The Mars Odyssey orbiter flew over the Phoenix landing site 61 times last week. Odyssey was listening for radio signals from the spacecraft that would indicate it had re-awakened after a winter slumber.
But Odyssey heard no signals from Phoenix, NASA announced Monday. Three other campaigns since January also failed to communicate with the lander.
Phoenix was not designed to survive winter near the Martian north pole, where the sun slips below the horizon for months and sheets of carbon dioxide ice encrust the soil. Before this spring's communications passes, NASA officials held onto a sliver of hope the lander would survive the winter and wake up as the sun rose above the horizon.
A new image of Phoenix snapped by the Mars Reconnaissance Orbiter's high-resolution HiRISE mapping camera shows one of the lander's two circular solar panels could have snapped off after several hundred pounds of ice built up on the structure.
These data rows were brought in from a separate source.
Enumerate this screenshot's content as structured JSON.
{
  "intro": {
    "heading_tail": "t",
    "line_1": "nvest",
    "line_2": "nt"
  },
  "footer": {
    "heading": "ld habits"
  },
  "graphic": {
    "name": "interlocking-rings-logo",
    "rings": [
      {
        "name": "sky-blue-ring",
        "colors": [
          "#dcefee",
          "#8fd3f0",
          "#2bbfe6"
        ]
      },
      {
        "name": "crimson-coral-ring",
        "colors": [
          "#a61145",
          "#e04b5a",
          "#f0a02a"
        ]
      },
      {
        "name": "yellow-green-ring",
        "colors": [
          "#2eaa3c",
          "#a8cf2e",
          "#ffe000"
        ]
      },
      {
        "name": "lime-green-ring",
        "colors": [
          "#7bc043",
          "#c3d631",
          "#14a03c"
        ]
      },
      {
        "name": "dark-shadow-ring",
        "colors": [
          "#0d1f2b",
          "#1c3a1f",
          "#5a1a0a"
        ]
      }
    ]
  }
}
The craft's shadow is smaller than in pictures taken from orbit during its operational mission in 2008.
"Before and after images are dramatically different," said Michael Mellon of the University of Colorado in Boulder, a science team member for both Phoenix and HiRISE. "The lander looks smaller, and only a portion of the difference can be explained by accumulation of dust on the lander, which makes its surfaces less distinguishable from surrounding ground."
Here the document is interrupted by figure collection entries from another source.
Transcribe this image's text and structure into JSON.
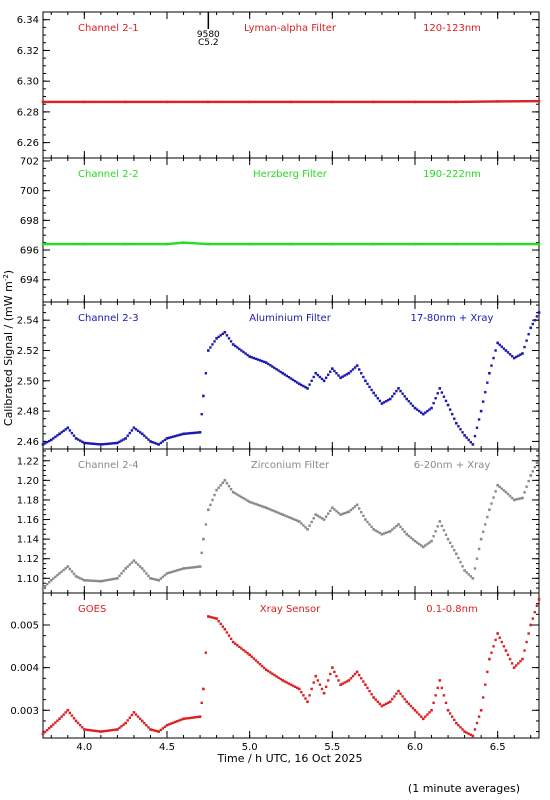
{
  "figure": {
    "ylabel": "Calibrated Signal / (mW m",
    "ylabel_sup": "-2",
    "ylabel_end": ")",
    "xlabel": "Time / h UTC, 16 Oct 2025",
    "footnote": "(1 minute averages)"
  },
  "chart_data": [
    {
      "type": "scatter",
      "channel": "Channel 2-1",
      "filter": "Lyman-alpha Filter",
      "band": "120-123nm",
      "color": "#dd2020",
      "xlim": [
        3.75,
        6.75
      ],
      "ylim": [
        6.25,
        6.345
      ],
      "yticks": [
        6.26,
        6.28,
        6.3,
        6.32,
        6.34
      ],
      "ytick_labels": [
        "6.26",
        "6.28",
        "6.30",
        "6.32",
        "6.34"
      ],
      "event_marker": {
        "x": 4.75,
        "labels": [
          "9580",
          "C5.2"
        ]
      },
      "x": [
        3.75,
        4.0,
        4.25,
        4.5,
        4.75,
        5.0,
        5.25,
        5.5,
        5.75,
        6.0,
        6.25,
        6.5,
        6.75
      ],
      "y": [
        6.2865,
        6.2865,
        6.2865,
        6.2865,
        6.2865,
        6.2865,
        6.2865,
        6.2865,
        6.2865,
        6.2865,
        6.2865,
        6.2868,
        6.287
      ]
    },
    {
      "type": "scatter",
      "channel": "Channel 2-2",
      "filter": "Herzberg Filter",
      "band": "190-222nm",
      "color": "#22dd22",
      "xlim": [
        3.75,
        6.75
      ],
      "ylim": [
        692.5,
        702.2
      ],
      "yticks": [
        694,
        696,
        698,
        700,
        702
      ],
      "ytick_labels": [
        "694",
        "696",
        "698",
        "700",
        "702"
      ],
      "x": [
        3.75,
        4.0,
        4.25,
        4.5,
        4.6,
        4.75,
        5.0,
        5.25,
        5.5,
        5.75,
        6.0,
        6.25,
        6.5,
        6.75
      ],
      "y": [
        696.4,
        696.4,
        696.4,
        696.4,
        696.5,
        696.4,
        696.4,
        696.4,
        696.4,
        696.4,
        696.4,
        696.4,
        696.4,
        696.4
      ]
    },
    {
      "type": "scatter",
      "channel": "Channel 2-3",
      "filter": "Aluminium Filter",
      "band": "17-80nm + Xray",
      "color": "#1a1ab0",
      "xlim": [
        3.75,
        6.75
      ],
      "ylim": [
        2.455,
        2.552
      ],
      "yticks": [
        2.46,
        2.48,
        2.5,
        2.52,
        2.54
      ],
      "ytick_labels": [
        "2.46",
        "2.48",
        "2.50",
        "2.52",
        "2.54"
      ],
      "x": [
        3.75,
        3.8,
        3.85,
        3.9,
        3.95,
        4.0,
        4.1,
        4.2,
        4.25,
        4.3,
        4.35,
        4.4,
        4.45,
        4.5,
        4.6,
        4.7,
        4.72,
        4.75,
        4.8,
        4.85,
        4.9,
        5.0,
        5.1,
        5.2,
        5.3,
        5.35,
        5.4,
        5.45,
        5.5,
        5.55,
        5.6,
        5.65,
        5.7,
        5.75,
        5.8,
        5.85,
        5.9,
        5.95,
        6.0,
        6.05,
        6.1,
        6.15,
        6.2,
        6.25,
        6.3,
        6.35,
        6.4,
        6.45,
        6.5,
        6.55,
        6.6,
        6.65,
        6.7,
        6.75
      ],
      "y": [
        2.458,
        2.461,
        2.465,
        2.469,
        2.462,
        2.459,
        2.458,
        2.459,
        2.462,
        2.469,
        2.465,
        2.46,
        2.458,
        2.462,
        2.465,
        2.466,
        2.49,
        2.52,
        2.528,
        2.532,
        2.524,
        2.516,
        2.512,
        2.505,
        2.498,
        2.495,
        2.505,
        2.5,
        2.508,
        2.502,
        2.505,
        2.51,
        2.5,
        2.492,
        2.485,
        2.488,
        2.495,
        2.488,
        2.482,
        2.478,
        2.482,
        2.495,
        2.484,
        2.472,
        2.464,
        2.458,
        2.48,
        2.505,
        2.525,
        2.52,
        2.515,
        2.518,
        2.535,
        2.545
      ]
    },
    {
      "type": "scatter",
      "channel": "Channel 2-4",
      "filter": "Zirconium Filter",
      "band": "6-20nm + Xray",
      "color": "#8a8a8a",
      "xlim": [
        3.75,
        6.75
      ],
      "ylim": [
        1.085,
        1.232
      ],
      "yticks": [
        1.1,
        1.12,
        1.14,
        1.16,
        1.18,
        1.2,
        1.22
      ],
      "ytick_labels": [
        "1.10",
        "1.12",
        "1.14",
        "1.16",
        "1.18",
        "1.20",
        "1.22"
      ],
      "x": [
        3.75,
        3.8,
        3.85,
        3.9,
        3.95,
        4.0,
        4.1,
        4.2,
        4.25,
        4.3,
        4.35,
        4.4,
        4.45,
        4.5,
        4.6,
        4.7,
        4.72,
        4.75,
        4.8,
        4.85,
        4.9,
        5.0,
        5.1,
        5.2,
        5.3,
        5.35,
        5.4,
        5.45,
        5.5,
        5.55,
        5.6,
        5.65,
        5.7,
        5.75,
        5.8,
        5.85,
        5.9,
        5.95,
        6.0,
        6.05,
        6.1,
        6.15,
        6.2,
        6.25,
        6.3,
        6.35,
        6.4,
        6.45,
        6.5,
        6.55,
        6.6,
        6.65,
        6.7,
        6.75
      ],
      "y": [
        1.09,
        1.098,
        1.105,
        1.112,
        1.102,
        1.098,
        1.097,
        1.1,
        1.11,
        1.118,
        1.11,
        1.1,
        1.098,
        1.105,
        1.11,
        1.112,
        1.14,
        1.17,
        1.19,
        1.2,
        1.188,
        1.178,
        1.172,
        1.165,
        1.158,
        1.15,
        1.165,
        1.16,
        1.172,
        1.165,
        1.168,
        1.175,
        1.16,
        1.15,
        1.145,
        1.148,
        1.155,
        1.145,
        1.138,
        1.132,
        1.138,
        1.158,
        1.14,
        1.125,
        1.108,
        1.1,
        1.14,
        1.17,
        1.195,
        1.188,
        1.18,
        1.182,
        1.205,
        1.222
      ]
    },
    {
      "type": "scatter",
      "channel": "GOES",
      "filter": "Xray Sensor",
      "band": "0.1-0.8nm",
      "color": "#dd2020",
      "xlim": [
        3.75,
        6.75
      ],
      "ylim": [
        0.00235,
        0.00575
      ],
      "yticks": [
        0.003,
        0.004,
        0.005
      ],
      "ytick_labels": [
        "0.003",
        "0.004",
        "0.005"
      ],
      "x": [
        3.75,
        3.8,
        3.85,
        3.9,
        3.95,
        4.0,
        4.1,
        4.2,
        4.25,
        4.3,
        4.35,
        4.4,
        4.45,
        4.5,
        4.6,
        4.7,
        4.72,
        4.75,
        4.8,
        4.85,
        4.9,
        5.0,
        5.1,
        5.2,
        5.3,
        5.35,
        5.4,
        5.45,
        5.5,
        5.55,
        5.6,
        5.65,
        5.7,
        5.75,
        5.8,
        5.85,
        5.9,
        5.95,
        6.0,
        6.05,
        6.1,
        6.15,
        6.2,
        6.25,
        6.3,
        6.35,
        6.4,
        6.45,
        6.5,
        6.55,
        6.6,
        6.65,
        6.7,
        6.75
      ],
      "y": [
        0.00245,
        0.00262,
        0.0028,
        0.003,
        0.00275,
        0.00255,
        0.0025,
        0.00255,
        0.0027,
        0.00295,
        0.00275,
        0.00255,
        0.0025,
        0.00265,
        0.0028,
        0.00285,
        0.0035,
        0.0052,
        0.00515,
        0.0049,
        0.0046,
        0.0043,
        0.00395,
        0.0037,
        0.0035,
        0.0032,
        0.0038,
        0.0034,
        0.004,
        0.0036,
        0.0037,
        0.0039,
        0.0036,
        0.0033,
        0.0031,
        0.0032,
        0.00345,
        0.0032,
        0.003,
        0.0028,
        0.003,
        0.0037,
        0.003,
        0.0027,
        0.0025,
        0.0024,
        0.003,
        0.0042,
        0.0048,
        0.0044,
        0.004,
        0.0042,
        0.005,
        0.0056
      ]
    }
  ],
  "xaxis": {
    "ticks": [
      4.0,
      4.5,
      5.0,
      5.5,
      6.0,
      6.5
    ],
    "tick_labels": [
      "4.0",
      "4.5",
      "5.0",
      "5.5",
      "6.0",
      "6.5"
    ],
    "minor_step": 0.1
  }
}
Before the onset of winter, mission officials predicted the weight of ice on Phoenix could cause its solar panels to bend or break.
"The Phoenix spacecraft succeeded in its investigations and exceeded its planned lifetime," said Fuk Li, manager of Mars programs at the Jet Propulsion Laboratory in Pasadena, Calif. "Although its work is finished, analysis of information from Phoenix's science activities will continue for some time to come."
Phoenix also discovered evidence of occasional thawed water at the landing site, and the mission found a chemical called perchlorate, which set off speculation about the Red Planet's habitability in its ancient past. Perchlorates are toxic to some organisms and provide food for other species on Earth, and its discovery sent a mixed message to scientists trying to determine whether life ever existed on Mars.
"We found that the soil above the ice can act like a sponge, with perchlorate scavenging water from the atmosphere and holding on to it," said Peter Smith, Phoenix principal investigator at the University of Arizona in Tucson. "You can have a thin film layer of water capable of being a habitable environment. A micro-world at the scale of grains of soil -- that's where the action is."